Alberto Broch teve a oportunidade de discursar para os presentes, e criticou fortemente o mapa da fome que se vê no continente hoje, mencionando o apoio governamental para a agricultura familiar como fundamental para superar esse triste problema. “A falta de investimentos e apoio à agricultura familiar resulta em escassez de alimentos, especulação de preços para o consumidor e aumento da inflação, afetando fortemente a população mais pobre. É necessário que os governos revejam suas políticas agrícolas e agrárias, com o objetivo de corrigir as graves distorções geradas pela concentração de terra e água, desigualdade social no meio rural, violência e degradação ambiental sob o pretexto de produzir commodities para exportação”, afirmou o dirigente.

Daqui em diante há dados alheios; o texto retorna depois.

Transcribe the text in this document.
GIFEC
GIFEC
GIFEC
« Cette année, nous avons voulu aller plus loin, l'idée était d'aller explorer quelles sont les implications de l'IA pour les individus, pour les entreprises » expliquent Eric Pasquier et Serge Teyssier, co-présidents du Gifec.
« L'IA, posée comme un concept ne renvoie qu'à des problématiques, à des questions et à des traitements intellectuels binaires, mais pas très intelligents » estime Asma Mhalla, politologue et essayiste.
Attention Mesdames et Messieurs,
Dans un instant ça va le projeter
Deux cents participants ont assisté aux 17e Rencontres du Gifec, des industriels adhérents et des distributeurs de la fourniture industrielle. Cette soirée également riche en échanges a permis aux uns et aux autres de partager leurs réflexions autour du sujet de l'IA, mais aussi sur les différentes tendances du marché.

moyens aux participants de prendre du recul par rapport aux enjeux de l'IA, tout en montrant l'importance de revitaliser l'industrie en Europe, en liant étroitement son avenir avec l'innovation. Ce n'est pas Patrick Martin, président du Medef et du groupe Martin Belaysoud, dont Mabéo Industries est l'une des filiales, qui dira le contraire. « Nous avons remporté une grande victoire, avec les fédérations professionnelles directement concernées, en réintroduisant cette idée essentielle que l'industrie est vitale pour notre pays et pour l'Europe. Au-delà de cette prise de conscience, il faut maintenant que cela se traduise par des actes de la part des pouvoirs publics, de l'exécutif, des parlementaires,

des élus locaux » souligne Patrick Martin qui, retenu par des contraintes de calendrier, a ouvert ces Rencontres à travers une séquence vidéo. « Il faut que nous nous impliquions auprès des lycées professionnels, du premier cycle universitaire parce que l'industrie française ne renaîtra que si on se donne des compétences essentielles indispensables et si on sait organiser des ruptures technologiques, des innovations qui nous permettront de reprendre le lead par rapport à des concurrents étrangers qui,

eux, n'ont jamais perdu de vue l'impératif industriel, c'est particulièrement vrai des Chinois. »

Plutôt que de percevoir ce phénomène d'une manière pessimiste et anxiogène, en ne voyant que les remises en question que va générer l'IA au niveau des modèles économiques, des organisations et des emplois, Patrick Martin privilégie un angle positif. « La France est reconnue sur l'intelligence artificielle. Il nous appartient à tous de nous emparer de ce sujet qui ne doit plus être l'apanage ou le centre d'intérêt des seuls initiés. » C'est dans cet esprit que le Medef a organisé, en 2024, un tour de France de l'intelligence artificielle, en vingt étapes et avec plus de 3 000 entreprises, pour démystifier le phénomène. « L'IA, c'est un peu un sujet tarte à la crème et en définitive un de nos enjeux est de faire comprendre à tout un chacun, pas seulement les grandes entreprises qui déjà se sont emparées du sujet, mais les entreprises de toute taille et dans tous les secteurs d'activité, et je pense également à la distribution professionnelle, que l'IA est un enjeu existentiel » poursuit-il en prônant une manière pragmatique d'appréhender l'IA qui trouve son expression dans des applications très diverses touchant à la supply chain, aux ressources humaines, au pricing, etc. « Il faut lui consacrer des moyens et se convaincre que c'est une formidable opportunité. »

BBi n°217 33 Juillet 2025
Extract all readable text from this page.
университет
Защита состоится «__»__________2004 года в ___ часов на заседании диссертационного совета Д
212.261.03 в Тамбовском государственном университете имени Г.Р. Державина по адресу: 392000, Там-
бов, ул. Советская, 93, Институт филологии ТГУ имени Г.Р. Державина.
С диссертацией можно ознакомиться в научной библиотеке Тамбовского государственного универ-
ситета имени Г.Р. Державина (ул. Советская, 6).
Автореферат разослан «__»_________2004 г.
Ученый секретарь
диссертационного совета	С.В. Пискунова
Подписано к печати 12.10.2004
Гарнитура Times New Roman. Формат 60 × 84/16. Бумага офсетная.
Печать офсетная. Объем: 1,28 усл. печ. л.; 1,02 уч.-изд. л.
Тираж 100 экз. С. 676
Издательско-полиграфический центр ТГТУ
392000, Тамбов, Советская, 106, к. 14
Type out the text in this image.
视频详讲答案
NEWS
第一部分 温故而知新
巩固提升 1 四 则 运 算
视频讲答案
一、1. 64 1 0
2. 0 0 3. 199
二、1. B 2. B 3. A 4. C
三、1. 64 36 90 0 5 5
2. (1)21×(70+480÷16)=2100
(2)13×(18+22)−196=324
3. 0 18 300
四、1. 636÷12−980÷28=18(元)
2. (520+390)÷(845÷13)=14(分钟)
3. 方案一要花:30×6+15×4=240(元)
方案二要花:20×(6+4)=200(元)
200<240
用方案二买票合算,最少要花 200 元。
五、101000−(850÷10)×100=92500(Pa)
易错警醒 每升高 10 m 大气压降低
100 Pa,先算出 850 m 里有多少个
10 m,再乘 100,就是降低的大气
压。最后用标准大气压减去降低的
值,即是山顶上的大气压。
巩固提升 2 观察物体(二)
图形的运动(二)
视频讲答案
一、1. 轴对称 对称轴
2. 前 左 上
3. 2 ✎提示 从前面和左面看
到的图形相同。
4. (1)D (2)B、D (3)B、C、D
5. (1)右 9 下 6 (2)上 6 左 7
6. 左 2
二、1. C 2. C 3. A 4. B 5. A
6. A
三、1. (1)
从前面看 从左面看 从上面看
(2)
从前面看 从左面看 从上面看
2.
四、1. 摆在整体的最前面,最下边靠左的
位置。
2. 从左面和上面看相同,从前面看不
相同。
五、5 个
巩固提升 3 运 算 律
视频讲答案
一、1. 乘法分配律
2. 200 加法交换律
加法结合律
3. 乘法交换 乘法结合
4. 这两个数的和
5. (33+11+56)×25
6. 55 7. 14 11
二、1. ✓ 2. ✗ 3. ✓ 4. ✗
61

O encontro se encerrou no dia 7 com a leitura de uma declaração que resume as colocações importantes da atividade. Para Aristides Veras, que acompanhou todos os painéis, o desafio é grande, mas a articulação dos setores é uma forma positiva de enfrentá-los. “É muito importante a CONTAG estar aqui, se aproximando e interagindo com todas essas instituições. Nesse mundo globalizado é necessário buscar aliados para fazer frente aos desafios. Infelizmente ainda há pouco investimento nas demandas da agricultura familiar e poucos exemplos de políticas públicas de grande impacto. Mas em ambientes como esse podemos tentar sensibilizar os governos sobre a importância desses investimentos”, afirmou o presidente da CONTAG.
Para Mazé a experiência internacional também foi positiva. “Vimos aqui painéis muito ricos de informação, que nos mostram que cada vez mais precisamos estar organizados, resistindo e protegendo nossos territórios, enquanto buscamos formas de acabar com as desigualdades que ainda assolam a zona rural do nosso país e dos outros do continente”.
Mazé também teve papel fundamental na visita da CONTAG a Santiago, ao levar a mensagem da 7ª Marcha das Margaridas e do 4ª Festival Nacional da Juventude Rural para as reuniões, aproveitando para convidar as organizações presentes para participarem dessas atividades. Em especial as oito organizações que dividem a Diretoria da COPROFAM com a CONTAG, e que já estiveram na Marcha passada. “Pra nós é sempre uma alegria grande ter as companheiras e companheiros de organizações de outros países. Percebo que quando as dirigentes escutam sobre a Marcha ficam muito animadas para conhecer e participar conosco”, conta.
Além das mulheres agricultoras brasileiras, a dirigente da CONTAG também representou a juventude rural na reunião específica desse grupo, ocorrida no âmbito do Encontro Latino-americano, que promoveu um ótimo intercâmbio entre jovens de diversas nacionalidades. “Foi uma boa oportunidade de falar do Festival da Juventude e dos diálogos que promovemos no Brasil sobre a sucessão rural, fazendo nossas contribuições para a carta escrita em conjunto”. A carta que Mazé menciona é uma mensagem dos jovens, onde eles pedem, entre outras coisas, por mais inclusão da juventude nos espaços de diálogo político.